Steacie’s legacy of excellence in Canadian research was only possible because he himself gave up on his own scientific ambitions to serve as the NRC’s top administrator. In Herzberg’s philosophy of scientific research, bureaucracy was absent. But that was an idealized vision; every organization requires some form of bureaucracy. To insulate scientists from bureaucratic interference, Steacie had to become a bureaucrat who would shield his researchers. Herzberg, indifferent to the world beyond his lab, disliked the politics of science and would have never sought to climb to the top of the NRC, as Steacie had. Yet it was equally important for him to work with scientists who were skilled bureaucrats, willing to defend other scientists and communicate the importance of their research to politician and the public beyond.
[i] Christine King, E. W. R. Steacie and Science in Canada, (Toronto: University Press, 1989): 45.
[ii] Donald J. C. Phillipson, “The National Research Council of Canada: Its Historiography, Its Chronology, Its Bibliography,” Canadian Journal of the History of Science, Technology, and Medicine 15 No. 2 (1991).; during Steacie’s time as president the Advisory Panel sub-committee included the heads of the Defence Research Board and the Atomic Energy of Canada Ltd.
[iii] The Royal Commission on Government Organization, Volume 4: Scientific Research and Development, J. Grant Glassco, Ottawa: The Queen’s Printer, 1963. Herein referred to as the Glassco Report.
[iv] A Science Policy for Canada. Report of the Senate Special Committee on Science Policy (Ottawa, 1970); Herein referred to as the Lamontagne Report.

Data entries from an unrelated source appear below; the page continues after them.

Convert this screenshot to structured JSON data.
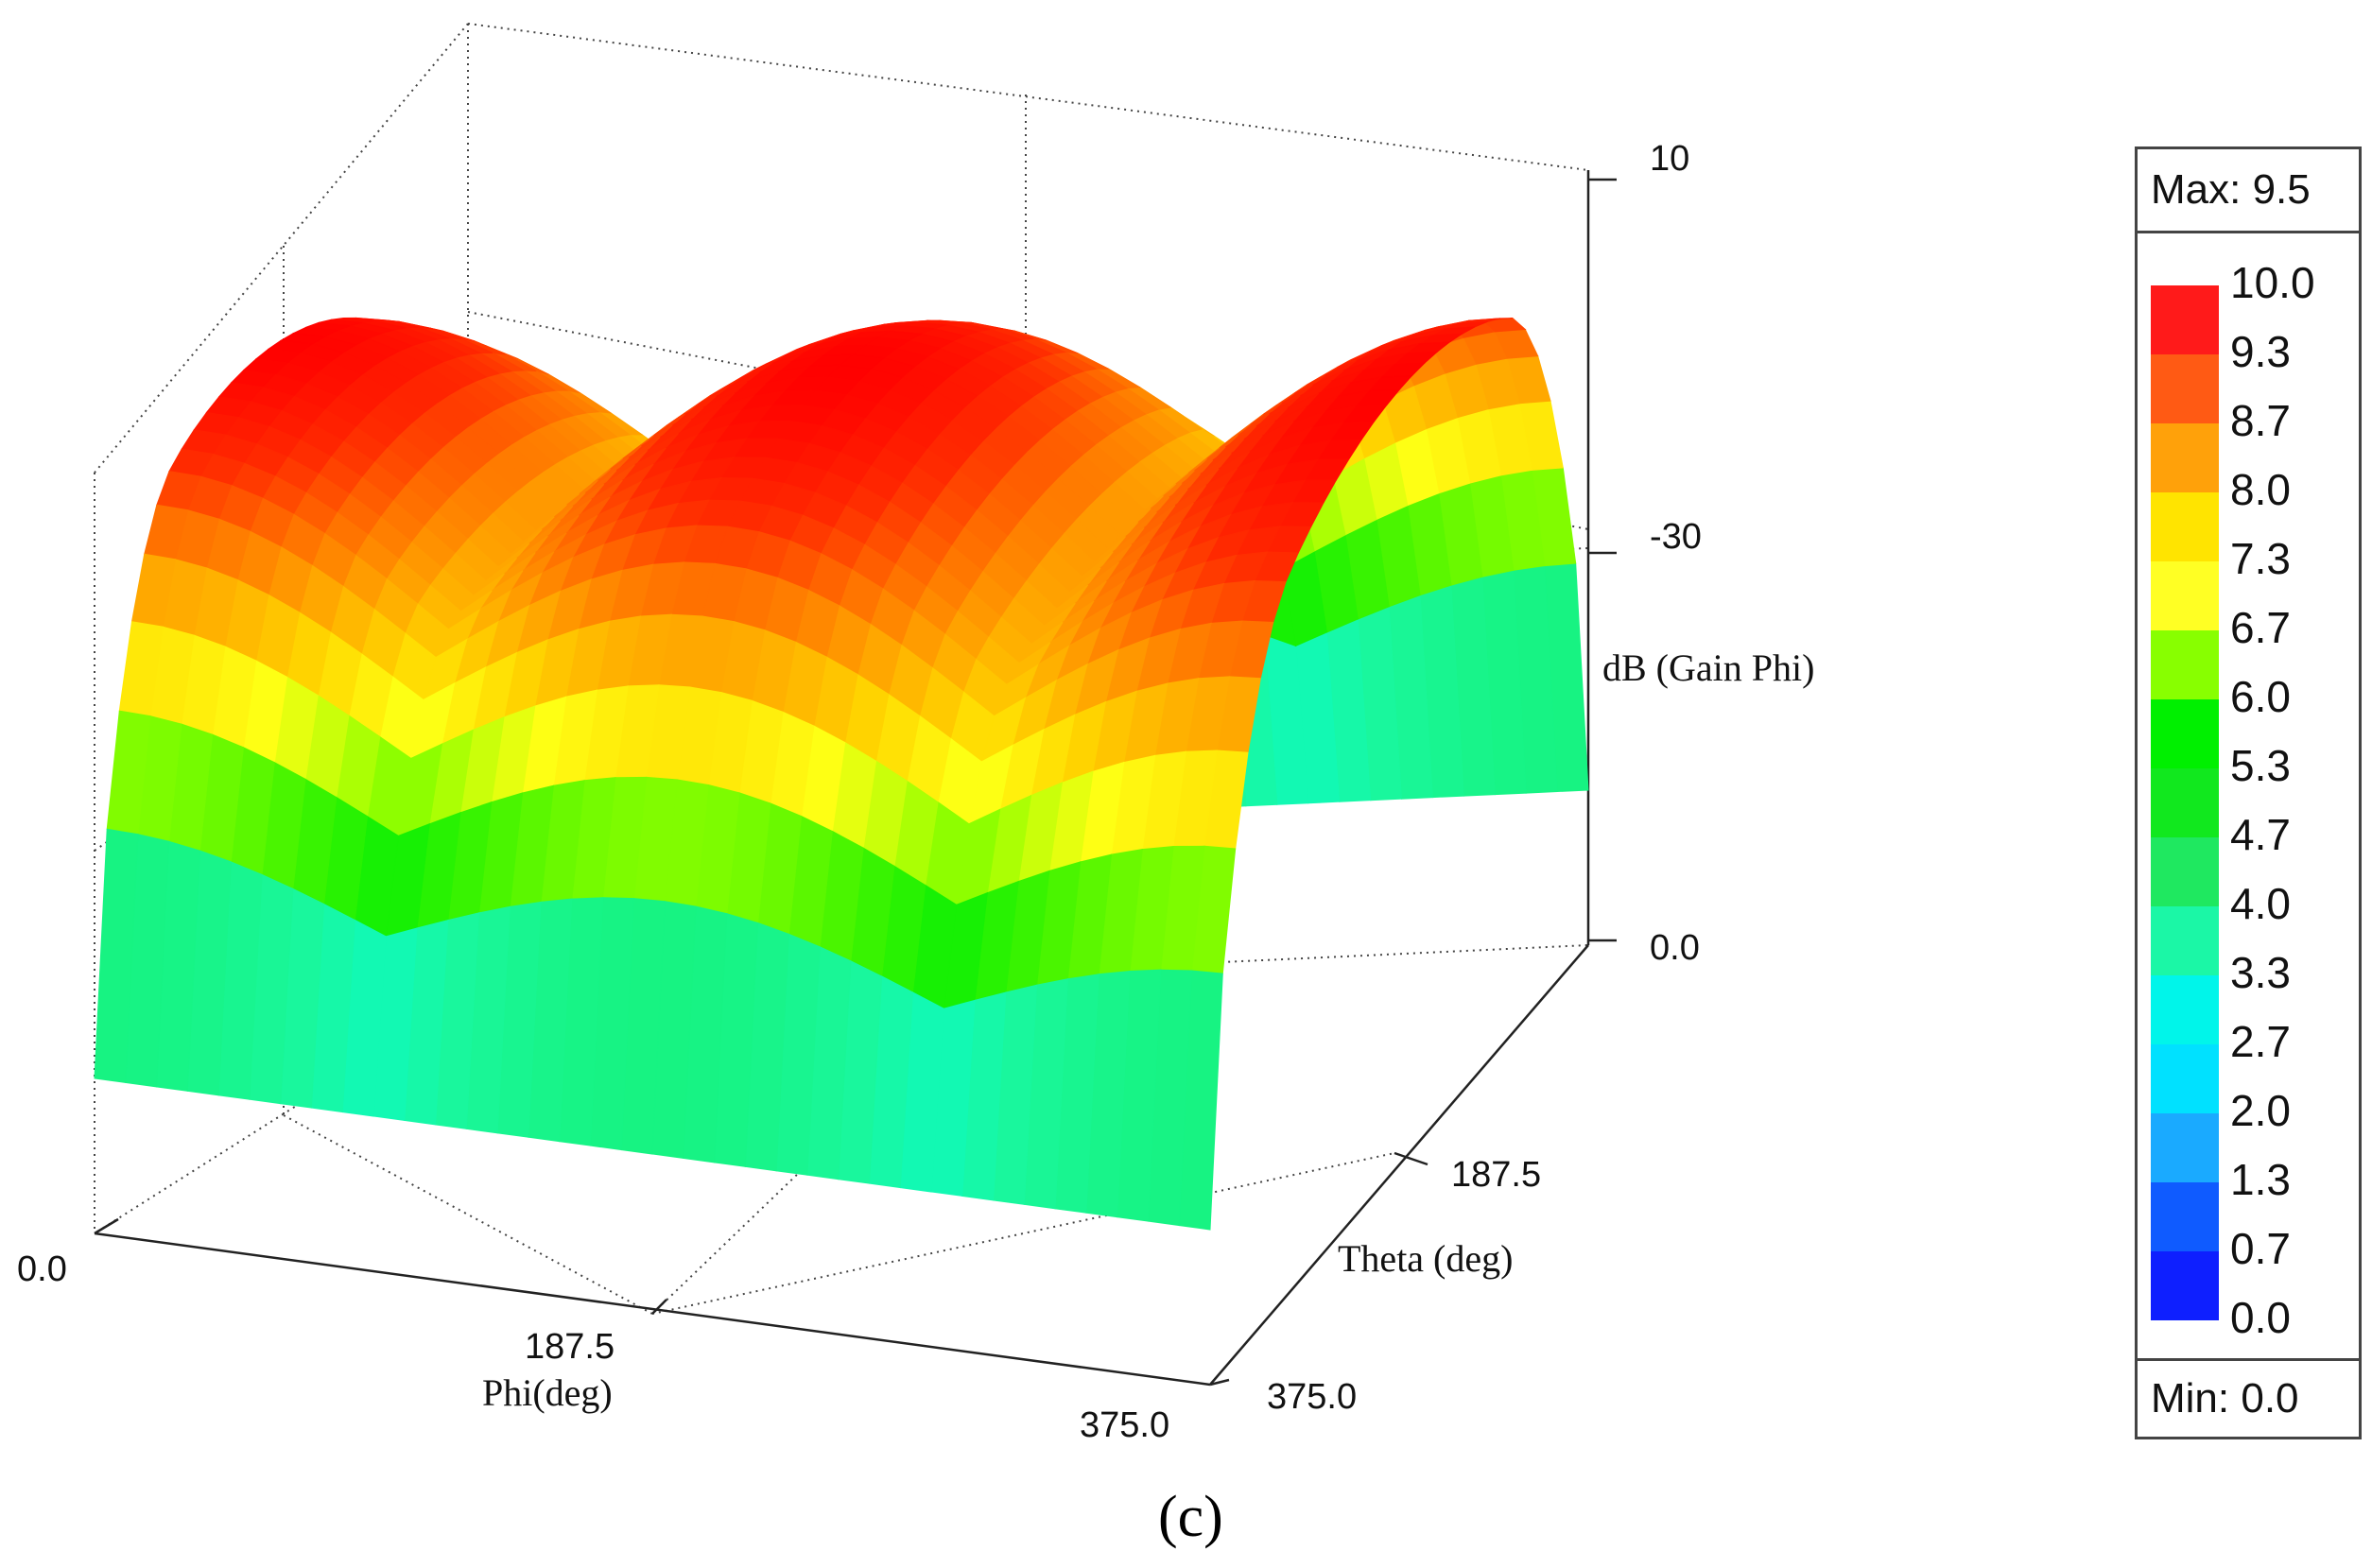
{
  "chart_data": {
    "type": "surface3d",
    "z_label": "dB (Gain Phi)",
    "x_label": "Phi(deg)",
    "y_label": "Theta (deg)",
    "x_ticks": [
      "0.0",
      "187.5",
      "375.0"
    ],
    "y_ticks": [
      "187.5",
      "375.0"
    ],
    "z_ticks": [
      "10",
      "-30",
      "0.0"
    ],
    "x_range": [
      0,
      375
    ],
    "y_range": [
      0,
      375
    ],
    "caption": "(c)",
    "legend": {
      "max_label": "Max: 9.5",
      "min_label": "Min: 0.0",
      "levels": [
        "10.0",
        "9.3",
        "8.7",
        "8.0",
        "7.3",
        "6.7",
        "6.0",
        "5.3",
        "4.7",
        "4.0",
        "3.3",
        "2.7",
        "2.0",
        "1.3",
        "0.7",
        "0.0"
      ],
      "colors": [
        "#ff1a1a",
        "#ff5a14",
        "#ffa10a",
        "#ffe400",
        "#ffff24",
        "#88ff00",
        "#00f000",
        "#11e81e",
        "#1fe860",
        "#1bf7a6",
        "#00f5ea",
        "#00e1ff",
        "#1aaaff",
        "#0f5bff",
        "#0e1fff"
      ]
    },
    "colormap": {
      "stops": [
        0,
        0.07,
        0.13,
        0.2,
        0.27,
        0.33,
        0.4,
        0.47,
        0.53,
        0.6,
        0.67,
        0.73,
        0.8,
        0.87,
        0.93,
        1.0
      ],
      "colors": [
        "#0000ff",
        "#0a46ff",
        "#1a9cff",
        "#00e2ff",
        "#00fff0",
        "#19f79c",
        "#14ec55",
        "#06ef06",
        "#40f400",
        "#98ff00",
        "#ffff14",
        "#ffd800",
        "#ffa500",
        "#ff6a00",
        "#ff2a00",
        "#ff0000"
      ]
    }
  }
}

[v] Christine King, E. W. R. Steacie and Science in Canada, (Toronto: University Press, 1989): 41.
[vi] King, E. W. R. Steacie, 68.
[vii] King, E. W. R. Steacie, 65-66.
[viii] Donald J. C. Phillipson, “The Steacie Myth and the Institutions of Industrial Research,” Journal of the History of Canadian Science, Technology, and Medicine 7 No. 3 (1983): 118.
[ix] Phillipson, “The Steacie Myth”, 119.